General/Internal Medicine
Designatory Letters: 
MB Edin 1952, MRCP Edin 1959, FRCP Edin 1969, MAMS 1970

[Based on information and memories supplied by his family]

He was born in Edinburgh the son of a World War 1 veteran who had served in the trenches, and of a mother who was the eldest daughter in a family of 15 children. Childhood was not easy and austerity the rule in the house for many years.

His early school years, though much enjoyed by him, gave no hint of the brilliance seen later. He used to joke that he was well into World War 2 before he realised the Scots were not fighting the English. In his teens he seems suddenly to have blossomed, sufficient for several attempts to be made to attract him into a career in Physics but he went into Medicine and never looked back.

Some of his time in National Service (the obligatory two years spent in one of the Services at that time) was spent in Japan where he was fascinated by the culture and from all accounts was much respected by the Japanese who recognised his professional prowess and promise. Back in civilian life he returned to Edinburgh, gained his MRCP Edin and then joined the Royal Army Medical Corps (RAMC), moving up through the ranks over the years to full Colonel.

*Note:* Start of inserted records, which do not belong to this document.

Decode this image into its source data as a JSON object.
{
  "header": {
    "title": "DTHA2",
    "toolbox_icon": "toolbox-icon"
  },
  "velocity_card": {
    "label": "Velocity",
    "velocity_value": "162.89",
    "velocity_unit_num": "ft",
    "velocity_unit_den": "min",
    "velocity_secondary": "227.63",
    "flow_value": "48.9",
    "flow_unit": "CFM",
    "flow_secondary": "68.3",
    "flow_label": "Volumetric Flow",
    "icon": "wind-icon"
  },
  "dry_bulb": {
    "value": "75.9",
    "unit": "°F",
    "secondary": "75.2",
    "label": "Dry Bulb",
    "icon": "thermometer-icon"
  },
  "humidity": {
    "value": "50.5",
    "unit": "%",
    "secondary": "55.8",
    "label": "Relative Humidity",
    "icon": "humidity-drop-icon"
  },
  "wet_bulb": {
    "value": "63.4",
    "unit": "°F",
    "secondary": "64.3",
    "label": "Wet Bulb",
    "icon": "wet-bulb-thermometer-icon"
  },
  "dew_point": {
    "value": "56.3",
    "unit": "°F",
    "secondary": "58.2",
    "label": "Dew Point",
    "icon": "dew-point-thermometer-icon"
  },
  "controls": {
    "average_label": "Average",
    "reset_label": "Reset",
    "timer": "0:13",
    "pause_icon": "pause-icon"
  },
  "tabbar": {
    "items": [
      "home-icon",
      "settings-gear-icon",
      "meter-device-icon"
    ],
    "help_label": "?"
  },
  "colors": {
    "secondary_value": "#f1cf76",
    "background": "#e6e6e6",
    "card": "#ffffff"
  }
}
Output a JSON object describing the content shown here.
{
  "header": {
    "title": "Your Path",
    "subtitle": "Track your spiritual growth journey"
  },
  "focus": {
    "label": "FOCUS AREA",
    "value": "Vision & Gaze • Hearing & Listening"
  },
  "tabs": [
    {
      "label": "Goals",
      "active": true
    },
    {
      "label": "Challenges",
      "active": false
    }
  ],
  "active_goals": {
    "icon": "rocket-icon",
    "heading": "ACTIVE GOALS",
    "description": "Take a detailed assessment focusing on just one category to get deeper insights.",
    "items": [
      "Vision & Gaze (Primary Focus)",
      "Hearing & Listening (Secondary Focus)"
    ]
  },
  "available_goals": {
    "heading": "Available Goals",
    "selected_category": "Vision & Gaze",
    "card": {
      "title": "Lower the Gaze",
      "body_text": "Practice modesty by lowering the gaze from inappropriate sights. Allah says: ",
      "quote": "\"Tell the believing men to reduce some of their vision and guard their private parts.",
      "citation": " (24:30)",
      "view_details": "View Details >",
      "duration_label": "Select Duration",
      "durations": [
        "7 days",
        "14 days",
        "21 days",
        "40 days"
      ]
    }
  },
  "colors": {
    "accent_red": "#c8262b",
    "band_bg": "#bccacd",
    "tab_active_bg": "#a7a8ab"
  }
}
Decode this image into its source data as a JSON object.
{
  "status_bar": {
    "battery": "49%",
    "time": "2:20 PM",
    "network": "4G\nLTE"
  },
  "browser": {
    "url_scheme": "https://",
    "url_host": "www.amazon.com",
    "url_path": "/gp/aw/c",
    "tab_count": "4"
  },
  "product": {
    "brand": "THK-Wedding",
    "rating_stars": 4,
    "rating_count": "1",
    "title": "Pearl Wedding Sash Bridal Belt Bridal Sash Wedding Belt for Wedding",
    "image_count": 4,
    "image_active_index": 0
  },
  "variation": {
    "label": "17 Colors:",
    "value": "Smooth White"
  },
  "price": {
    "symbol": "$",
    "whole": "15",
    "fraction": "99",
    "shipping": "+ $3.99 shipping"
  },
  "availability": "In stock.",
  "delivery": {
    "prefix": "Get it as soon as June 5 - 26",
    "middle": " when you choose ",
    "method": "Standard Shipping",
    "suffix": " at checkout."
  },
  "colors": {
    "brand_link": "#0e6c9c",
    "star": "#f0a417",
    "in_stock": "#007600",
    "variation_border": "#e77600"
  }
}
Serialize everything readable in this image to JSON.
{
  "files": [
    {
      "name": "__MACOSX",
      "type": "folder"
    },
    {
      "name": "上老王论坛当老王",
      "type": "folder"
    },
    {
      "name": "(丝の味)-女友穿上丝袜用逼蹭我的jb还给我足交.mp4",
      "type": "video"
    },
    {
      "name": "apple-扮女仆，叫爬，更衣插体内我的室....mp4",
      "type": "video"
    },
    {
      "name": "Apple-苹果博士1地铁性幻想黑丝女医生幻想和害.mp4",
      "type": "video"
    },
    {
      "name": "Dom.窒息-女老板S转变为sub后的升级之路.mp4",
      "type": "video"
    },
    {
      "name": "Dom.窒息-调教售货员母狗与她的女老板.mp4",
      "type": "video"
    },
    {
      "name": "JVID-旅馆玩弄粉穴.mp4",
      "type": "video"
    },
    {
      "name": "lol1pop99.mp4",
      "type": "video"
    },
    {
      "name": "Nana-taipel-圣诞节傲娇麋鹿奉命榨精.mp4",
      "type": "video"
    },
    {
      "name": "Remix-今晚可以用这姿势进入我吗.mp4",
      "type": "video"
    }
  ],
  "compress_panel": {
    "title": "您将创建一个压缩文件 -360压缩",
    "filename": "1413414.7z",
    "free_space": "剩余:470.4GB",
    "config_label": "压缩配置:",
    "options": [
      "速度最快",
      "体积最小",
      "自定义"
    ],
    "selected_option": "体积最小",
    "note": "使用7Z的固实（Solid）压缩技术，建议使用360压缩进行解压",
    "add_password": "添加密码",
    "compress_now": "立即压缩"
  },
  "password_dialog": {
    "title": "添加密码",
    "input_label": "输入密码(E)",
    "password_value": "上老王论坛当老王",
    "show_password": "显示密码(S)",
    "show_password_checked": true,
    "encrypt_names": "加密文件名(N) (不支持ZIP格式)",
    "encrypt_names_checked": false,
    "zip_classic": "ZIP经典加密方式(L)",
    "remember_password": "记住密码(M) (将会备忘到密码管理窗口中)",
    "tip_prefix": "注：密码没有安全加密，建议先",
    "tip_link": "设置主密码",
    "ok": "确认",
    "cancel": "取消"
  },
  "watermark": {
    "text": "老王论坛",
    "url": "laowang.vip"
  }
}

Two terms were spent in Singapore giving him the chance to gain both experience and expertise in tropical medicine, on at least one occasion working in Malaysia whilst a colleague took some leave. A colleague of the time, Dr Jerry K T Lim says of him “he will always be cherished in my memory as an excellent doctor, full of empathy for his patients and always a fine gentleman”. This was followed by two terms in Germany where, true to form, he learned sufficient German to be able to lecture and present papers in the language.

Throughout his life he was a keen sportsman, both as a player and an inspiring coach. He played rugby and golf, could swim and dive (something he did en route to Singapore until told there were sharks nearby), and in his 50s took up horse-riding. Retirement in Carrbridge, in the Scottish Highlands, saw him learning curling and bowling and, something he loved, walking his dog in the hills; another opportunity for him to pursue yet another hobby- studying Scottish trees, flowers and plants, the roots of Scottish names, and local history and politics.

Ask his family how they will remember him and all will attest to his utter devotion to them, his love of his children and grandchildren and, though he never said so, they wonder if he was disappointed that none of them followed him into Medicine or were as sporty as he was. Like many professional colleagues who worked alongside him they know how wherever he went he changed lives. How sad that like so many today the last years of his life were clouded by dementia. He died aged 82.